State of the Union

Jan 24, 2004

George Bush delivered his uninspiring State of the Union address earlier this week. I’ll only comment that I hope the Democratic candidate nails Mr. Bush on his fuzzy math. On PBS’s Newshour with Jim Lehrer last night, commentator Mark Shields had this to say:

[A]ny time a president tells me I can spend my money better than the government can and, boy, indulges my vanity and my avarice, you know I really get a little angry, because he’s insulting me. I cannot clean up the environment by myself, I cannot provide health care to others, I can’t do the Center for Disease Control no matter how much money I have. I just really think that is, that’s an insult to the American people, when any leader stands up and says that.
I couldn’t agree more.

Anyway, I thought it a good time to provide the state of our union here in North Carolina. Here’s what happening:

Malia Katherine is healthy and well, and beginning to smile. Erin is up and about, though still not getting enough sleep. Our friends bring meals every other night – this is a pleasant surprise, and their generosity and good cooking provides us a sense of community to balance the long, lonely nights I spend in my basement office at school.

My final semester of graduate school (I’m in the Medical Journalism program at the University of North Carolina School of Journalism and Mass Communication) is here. I’m not taking classes; instead, I’m devoted solely to my masters thesis project, which is to be a long, narrative magazine report about an outbreak of HIV among North Carolina college men. I’ll be posting messages and HIV resources to medicaljournalism.info throughout the project. My other effort at the j-school is my teaching assistantship for the JOMC 50 class about electronic information, database searching and web page design.

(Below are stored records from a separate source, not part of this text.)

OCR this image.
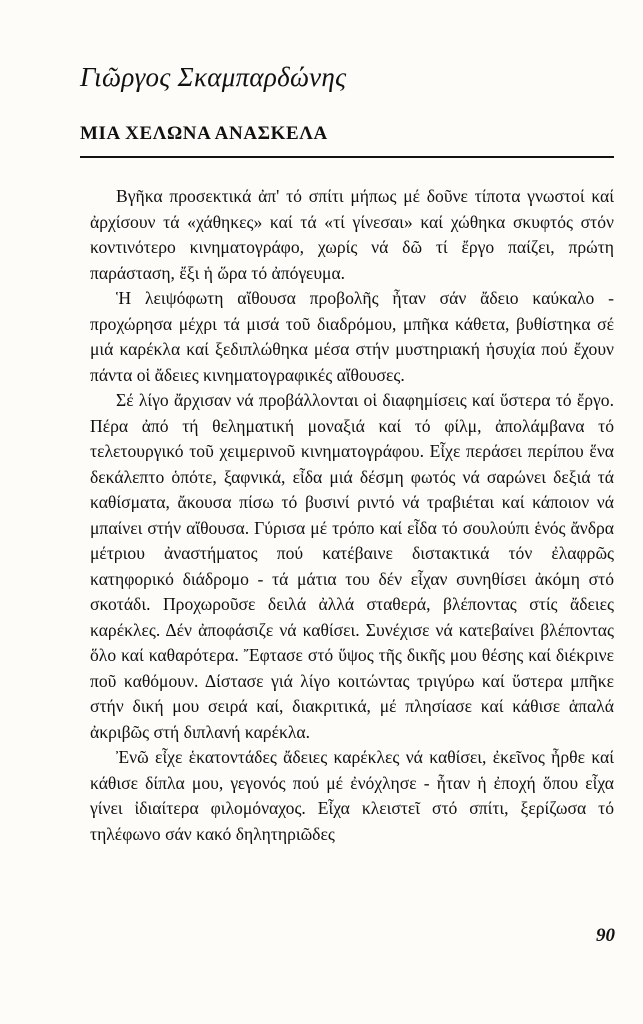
Γιῶργος Σκαμπαρδώνης
ΜΙΑ ΧΕΛΩΝΑ ΑΝΑΣΚΕΛΑ

Βγῆκα προσεκτικά ἀπ' τό σπίτι μήπως μέ δοῦνε τίποτα γνωστοί καί ἀρχίσουν τά «χάθηκες» καί τά «τί γίνεσαι» καί χώθηκα σκυφτός στόν κοντινότερο κινηματογράφο, χωρίς νά δῶ τί ἔργο παίζει, πρώτη παράσταση, ἔξι ἡ ὥρα τό ἀπόγευμα.

Ἡ λειψόφωτη αἴθουσα προβολῆς ἦταν σάν ἄδειο καύκαλο - προχώρησα μέχρι τά μισά τοῦ διαδρόμου, μπῆκα κάθετα, βυθίστηκα σέ μιά καρέκλα καί ξεδιπλώθηκα μέσα στήν μυστηριακή ἡσυχία πού ἔχουν πάντα οἱ ἄδειες κινηματογραφικές αἴθουσες.

Σέ λίγο ἄρχισαν νά προβάλλονται οἱ διαφημίσεις καί ὕστερα τό ἔργο. Πέρα ἀπό τή θεληματική μοναξιά καί τό φίλμ, ἀπολάμβανα τό τελετουργικό τοῦ χειμερινοῦ κινηματογράφου. Εἶχε περάσει περίπου ἕνα δεκάλεπτο ὁπότε, ξαφνικά, εἶδα μιά δέσμη φωτός νά σαρώνει δεξιά τά καθίσματα, ἄκουσα πίσω τό βυσινί ριντό νά τραβιέται καί κάποιον νά μπαίνει στήν αἴθουσα. Γύρισα μέ τρόπο καί εἶδα τό σουλούπι ἑνός ἄνδρα μέτριου ἀναστήματος πού κατέβαινε διστακτικά τόν ἐλαφρῶς κατηφορικό διάδρομο - τά μάτια του δέν εἶχαν συνηθίσει ἀκόμη στό σκοτάδι. Προχωροῦσε δειλά ἀλλά σταθερά, βλέποντας στίς ἄδειες καρέκλες. Δέν ἀποφάσιζε νά καθίσει. Συνέχισε νά κατεβαίνει βλέποντας ὅλο καί καθαρότερα. Ἔφτασε στό ὕψος τῆς δικῆς μου θέσης καί διέκρινε ποῦ καθόμουν. Δίστασε γιά λίγο κοιτώντας τριγύρω καί ὕστερα μπῆκε στήν δική μου σειρά καί, διακριτικά, μέ πλησίασε καί κάθισε ἁπαλά ἀκριβῶς στή διπλανή καρέκλα.

Ἐνῶ εἶχε ἑκατοντάδες ἄδειες καρέκλες νά καθίσει, ἐκεῖνος ἦρθε καί κάθισε δίπλα μου, γεγονός πού μέ ἐνόχλησε - ἦταν ἡ ἐποχή ὅπου εἶχα γίνει ἰδιαίτερα φιλομόναχος. Εἶχα κλειστεῖ στό σπίτι, ξερίζωσα τό τηλέφωνο σάν κακό δηλητηριῶδες

90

Regular readers of The Daily Chronicle will know that I’m also deeply involved in two big extracurricular projects. My idea for a weblogs event comes to fruition Monday and Tuesday with the Weblogs and Journalism seminar, which is cosponsored by the Tar Heel Bloggers group I formed last summer. In February, my idea for a series of HIV awareness events will kick off with a screening of the amazing documentary A Closer Walk, with the director, Robert Bilheimer, in attendance to discuss his film and why HIV/AIDS is a crucial topic for us to be involved in. The Narratives of HIV series will continue in late February with the visit of Pulitzer Prize-winning Wall Street Journalist Mark Schoofs, who will meet with journalism students to discuss international reporting of HIV/AIDS. In March, we’ll show a new documentary about HIV in Baltimore and hear from a panel of experts about how to fight AIDS here in the U.S. (parts of Baltimore have HIV rates higher than some African countries).

I plan to travel to Minneapolis in late March for the Association of Health Care Journalists conference, and possibly to San Francisco in February for the retroviruses conference. And dad and I are still trying to plan a trip to the Dominican Republic in May, which is about the time I hope to be graduating from UNC.

Starting in February, I’ll begin my job search and Erin and I will begin to solidify our plans for where we go next. My goal is to get a job as a writer/reporter/journalist for a major magazine or large city newspaper; I’d love to land a job in which I can use my reporting, weblogging and medical journalism skills. We’re considering a return to Cleveland, where we’d be near family and back with friends, but North Carolina is very much a comfortable home. There’s always Boston and Chicago and Honolulu and London and Chennai.

Our department of home and financial security is keen on us settling down in a house of our own and on us paying off school and personal loans. Our deepfelt thanks to all of you who have loaned us money, been generous with your gifts and kept us in your prayers. Aside from some current deficit spending, I’m happy to report that the state of our little union is excellent.